Asymmetric disassembly of the SC. LAB-1 and SYP-1 acquire a reciprocal localization on chromosomes during late pachytene.
Short and Long arm identities observed in bivalents at mid-diakinesis: LAB-1 is observed exclusively on the long arms whereas SYP-1 is present only on the short arms of the bivalent.
LAB-1 forms a distinct ring-like structure on the long arm domain (along with REC-8), presumably delineating the interface between sister chromatids.
DNA double-strand break (DSB) repair in the germline
We are investigating the molecular basis for meiotic crossover formation and germline maintenance through our discovery and analysis of HIM-18/SLX-4, a conserved protein required for the maintenance of genomic integrity given its role in promoting the processing of late homologous recombination intermediates (Saito et al., submitted). Future studies are aimed at investigating the roles played by other proteins implicated along with HIM-18 in DSB repair throughout the germline.
The roles of histone demethylases in germline maintenance and DSB repair
Chromatin structure plays critical roles in most chromosome functions in vivo, including DNA
replication, chromosome segregation, and transcription. The roles of histones, the main protein components of
chromatin, are controlled to a significant degree by post-translational modifications along their N-terminal
tails. One such critical type of modification is histone methylation, which has been implicated in biological
processes such as the establishment and maintenance of heterochromatin, transcriptional regulation, X
inactivation and DNA damage response. A search for histone tridemethylases in the laboratory of our
collaborator, Dr. Yang Shi (Dept. of Pathology, HMS), led to the identification of JMJD2A. This protein is
also present in C. elegans and we proceeded to investigate its in vivo biological relevance by
focusing on the roles played by CeJMJD2 in the germline. We determined that depletion of this
candidate by RNAi leads to an increase in H3-K9Me3 and H3-K36Me3 levels on chromosomes in the adult
hermaphrodite germline. This was accompanied by a transient increase in RAD-51 foci and a p53-dependent
increase in germ cell apoptosis indicating the activation of a DNA damage checkpoint (Whetstine et
al., 2006, Cell). These studies were the first demonstration of the existence of histone
demethylases able to reverse lysine trimethylation and have led to an ongoing collaboration through which the
link between lysine-specific histone demethylases and DNA repair is being further examined.

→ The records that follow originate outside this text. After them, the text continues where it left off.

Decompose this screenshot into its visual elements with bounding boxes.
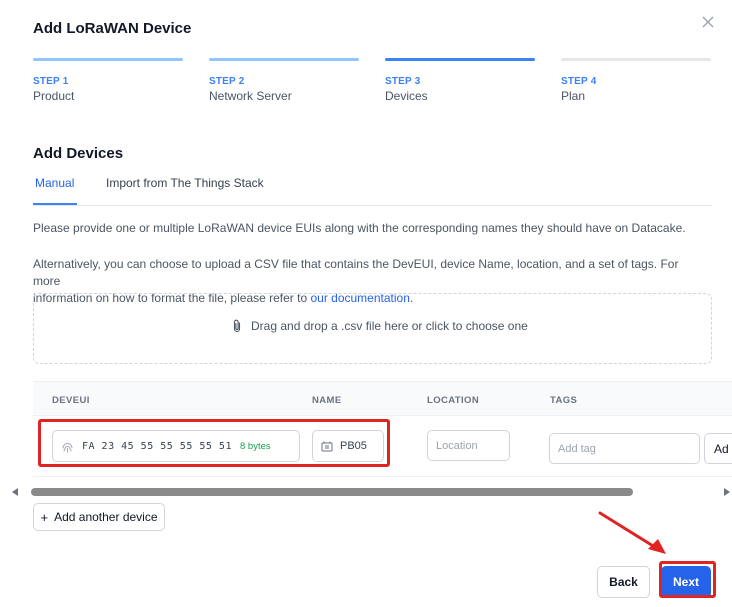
scroll-right-arrow-icon — [724, 488, 730, 496]
step-1-bar — [33, 58, 183, 61]
add-another-device-label: Add another device — [54, 510, 158, 524]
dropzone-label: Drag and drop a .csv file here or click … — [251, 319, 528, 333]
annotation-arrow-icon — [598, 511, 666, 554]
section-title: Add Devices — [33, 145, 124, 162]
paperclip-icon — [233, 319, 241, 333]
scrollbar-thumb[interactable] — [31, 488, 633, 496]
scroll-left-arrow-icon — [12, 488, 18, 496]
csv-help-line-1: Alternatively, you can choose to upload … — [33, 257, 679, 288]
step-4-bar — [561, 58, 711, 61]
step-2: STEP 2 Network Server — [209, 58, 359, 103]
column-header-deveui: DEVEUI — [52, 395, 90, 406]
step-3: STEP 3 Devices — [385, 58, 535, 103]
location-input[interactable]: Location — [427, 430, 510, 461]
annotation-highlight-row — [38, 419, 390, 467]
row-divider — [33, 476, 732, 477]
step-2-bar — [209, 58, 359, 61]
step-4: STEP 4 Plan — [561, 58, 711, 103]
column-header-location: LOCATION — [427, 395, 480, 406]
device-table-header — [33, 381, 732, 416]
step-3-number: STEP 3 — [385, 76, 421, 87]
dropzone-content[interactable]: Drag and drop a .csv file here or click … — [231, 319, 528, 333]
step-3-label: Devices — [385, 89, 428, 103]
step-4-label: Plan — [561, 89, 586, 103]
step-1: STEP 1 Product — [33, 58, 183, 103]
tab-active-indicator — [33, 203, 77, 205]
description-text: Please provide one or multiple LoRaWAN d… — [33, 221, 686, 235]
tab-manual[interactable]: Manual — [35, 176, 74, 190]
column-header-name: NAME — [312, 395, 342, 406]
tag-placeholder: Add tag — [558, 442, 596, 455]
plus-icon: + — [40, 509, 49, 525]
step-2-label: Network Server — [209, 89, 292, 103]
add-tag-button[interactable]: Ad — [704, 433, 732, 464]
back-button[interactable]: Back — [597, 566, 650, 598]
close-icon[interactable] — [700, 14, 716, 30]
modal-title: Add LoRaWAN Device — [33, 20, 192, 37]
tag-input[interactable]: Add tag — [549, 433, 700, 464]
add-another-device-button[interactable]: + Add another device — [33, 503, 165, 531]
step-2-number: STEP 2 — [209, 76, 245, 87]
column-header-tags: TAGS — [550, 395, 578, 406]
location-placeholder: Location — [436, 439, 478, 452]
step-1-number: STEP 1 — [33, 76, 69, 87]
tabs-divider — [33, 205, 712, 206]
step-3-bar — [385, 58, 535, 61]
step-4-number: STEP 4 — [561, 76, 597, 87]
tab-import[interactable]: Import from The Things Stack — [106, 176, 264, 190]
step-1-label: Product — [33, 89, 75, 103]
annotation-highlight-next — [659, 561, 716, 598]
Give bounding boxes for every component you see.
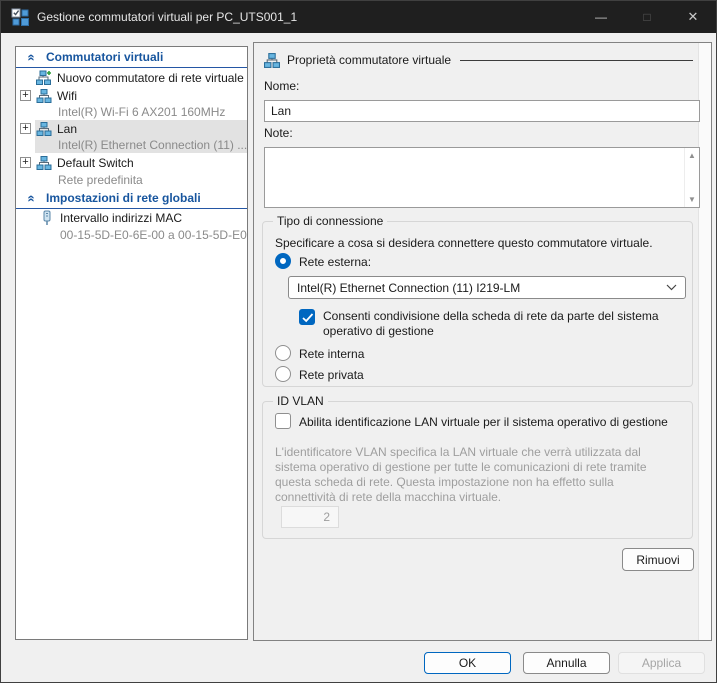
sidebar-item-label: Nuovo commutatore di rete virtuale [57, 71, 244, 85]
internal-network-radio[interactable] [275, 345, 291, 361]
new-virtual-switch-icon [36, 70, 52, 85]
titlebar: Gestione commutatori virtuali per PC_UTS… [1, 1, 716, 33]
sidebar-item-subtitle: 00-15-5D-E0-6E-00 a 00-15-5D-E0... [16, 227, 247, 243]
section-virtual-switches[interactable]: » Commutatori virtuali [16, 47, 247, 67]
switch-list-panel: » Commutatori virtuali Nuovo commutatore… [15, 46, 248, 640]
virtual-switch-icon [36, 122, 52, 136]
notes-field-frame: ▲ ▼ [264, 147, 700, 208]
private-network-label: Rete privata [299, 368, 364, 382]
sidebar-item-lan[interactable]: + Lan [16, 120, 247, 137]
internal-network-label: Rete interna [299, 347, 364, 361]
sidebar-item-wifi[interactable]: + Wifi [16, 87, 247, 104]
collapse-icon[interactable]: » [23, 191, 38, 205]
enable-vlan-checkbox[interactable] [275, 413, 291, 429]
scroll-down-icon[interactable]: ▼ [688, 195, 696, 204]
vlan-group-title: ID VLAN [273, 394, 328, 408]
expand-icon[interactable]: + [20, 157, 31, 168]
panel-scrollbar[interactable] [698, 43, 711, 640]
name-input[interactable] [264, 100, 700, 122]
scroll-up-icon[interactable]: ▲ [688, 151, 696, 160]
maximize-button: □ [624, 1, 670, 33]
expand-icon[interactable]: + [20, 123, 31, 134]
sidebar-item-lan-selected[interactable]: + Lan Intel(R) Ethernet Connection (11) … [16, 120, 247, 153]
check-icon [302, 313, 314, 323]
section-rule [460, 60, 693, 61]
ok-button[interactable]: OK [424, 652, 511, 674]
virtual-switch-icon [36, 89, 52, 103]
section-global-network-settings[interactable]: » Impostazioni di rete globali [16, 188, 247, 208]
notes-input[interactable] [265, 148, 684, 207]
close-button[interactable]: ✕ [670, 1, 716, 33]
external-network-label: Rete esterna: [299, 255, 371, 269]
sidebar-item-label: Intervallo indirizzi MAC [60, 211, 182, 225]
app-icon [11, 8, 29, 26]
minimize-button[interactable]: — [578, 1, 624, 33]
window-title: Gestione commutatori virtuali per PC_UTS… [37, 10, 297, 24]
section-header-label: Commutatori virtuali [46, 50, 163, 64]
close-icon: ✕ [688, 9, 699, 25]
section-header-label: Impostazioni di rete globali [46, 191, 201, 205]
section-title: Proprietà commutatore virtuale [287, 53, 451, 67]
network-adapter-select[interactable]: Intel(R) Ethernet Connection (11) I219-L… [288, 276, 686, 299]
sidebar-item-new-switch[interactable]: Nuovo commutatore di rete virtuale [16, 68, 247, 87]
maximize-icon: □ [643, 10, 650, 24]
sidebar-item-default-switch[interactable]: + Default Switch [16, 153, 247, 172]
name-label: Nome: [264, 79, 299, 93]
vlan-id-input [281, 506, 339, 528]
virtual-switch-manager-window: Gestione commutatori virtuali per PC_UTS… [0, 0, 717, 683]
minimize-icon: — [595, 10, 607, 24]
remove-button[interactable]: Rimuovi [622, 548, 694, 571]
vlan-description: L'identificatore VLAN specifica la LAN v… [275, 445, 677, 505]
virtual-switch-icon [36, 156, 52, 170]
mac-address-icon [42, 210, 52, 226]
chevron-down-icon [666, 284, 677, 291]
notes-label: Note: [264, 126, 293, 140]
cancel-button[interactable]: Annulla [523, 652, 610, 674]
connection-type-group: Tipo di connessione Specificare a cosa s… [262, 221, 693, 387]
collapse-icon[interactable]: » [23, 50, 38, 64]
vlan-group: ID VLAN Abilita identificazione LAN virt… [262, 401, 693, 539]
connection-group-title: Tipo di connessione [273, 214, 387, 228]
sidebar-item-label: Default Switch [57, 156, 134, 170]
switch-properties-panel: Proprietà commutatore virtuale Nome: Not… [253, 42, 712, 641]
notes-scrollbar[interactable]: ▲ ▼ [684, 148, 699, 207]
enable-vlan-label: Abilita identificazione LAN virtuale per… [299, 415, 668, 429]
sidebar-item-subtitle: Rete predefinita [16, 172, 247, 188]
share-adapter-label: Consenti condivisione della scheda di re… [323, 309, 691, 339]
sidebar-item-subtitle: Intel(R) Ethernet Connection (11) ... [16, 137, 247, 153]
properties-section-header: Proprietà commutatore virtuale [264, 51, 693, 69]
sidebar-item-label: Wifi [57, 89, 77, 103]
expand-icon[interactable]: + [20, 90, 31, 101]
private-network-radio[interactable] [275, 366, 291, 382]
virtual-switch-icon [264, 53, 280, 68]
share-adapter-checkbox[interactable] [299, 309, 315, 325]
apply-button: Applica [618, 652, 705, 674]
sidebar-item-label: Lan [57, 122, 77, 136]
connection-description: Specificare a cosa si desidera connetter… [275, 236, 653, 250]
network-adapter-value: Intel(R) Ethernet Connection (11) I219-L… [297, 281, 666, 295]
external-network-radio[interactable] [275, 253, 291, 269]
sidebar-item-subtitle: Intel(R) Wi-Fi 6 AX201 160MHz [16, 104, 247, 120]
sidebar-item-mac-range[interactable]: Intervallo indirizzi MAC [16, 209, 247, 227]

Currently, we are analyzing the in vivo roles of spr-5, the lysine specific demethylase LSD1
homolog, in germline maintenance in C. elegans. Through combined genetic and cytological approaches we
observed alterations in both histone methylation patterns along germline chromosomes and the progression of
DSB repair in spr-5 mutants. We are applying combined genetic, molecular, biochemical and cytological
approaches to confirm the in vitro enzymatic activities of SPR-5, investigate its roles in telomere
maintenance, DNA damage repair and transcriptional regulation.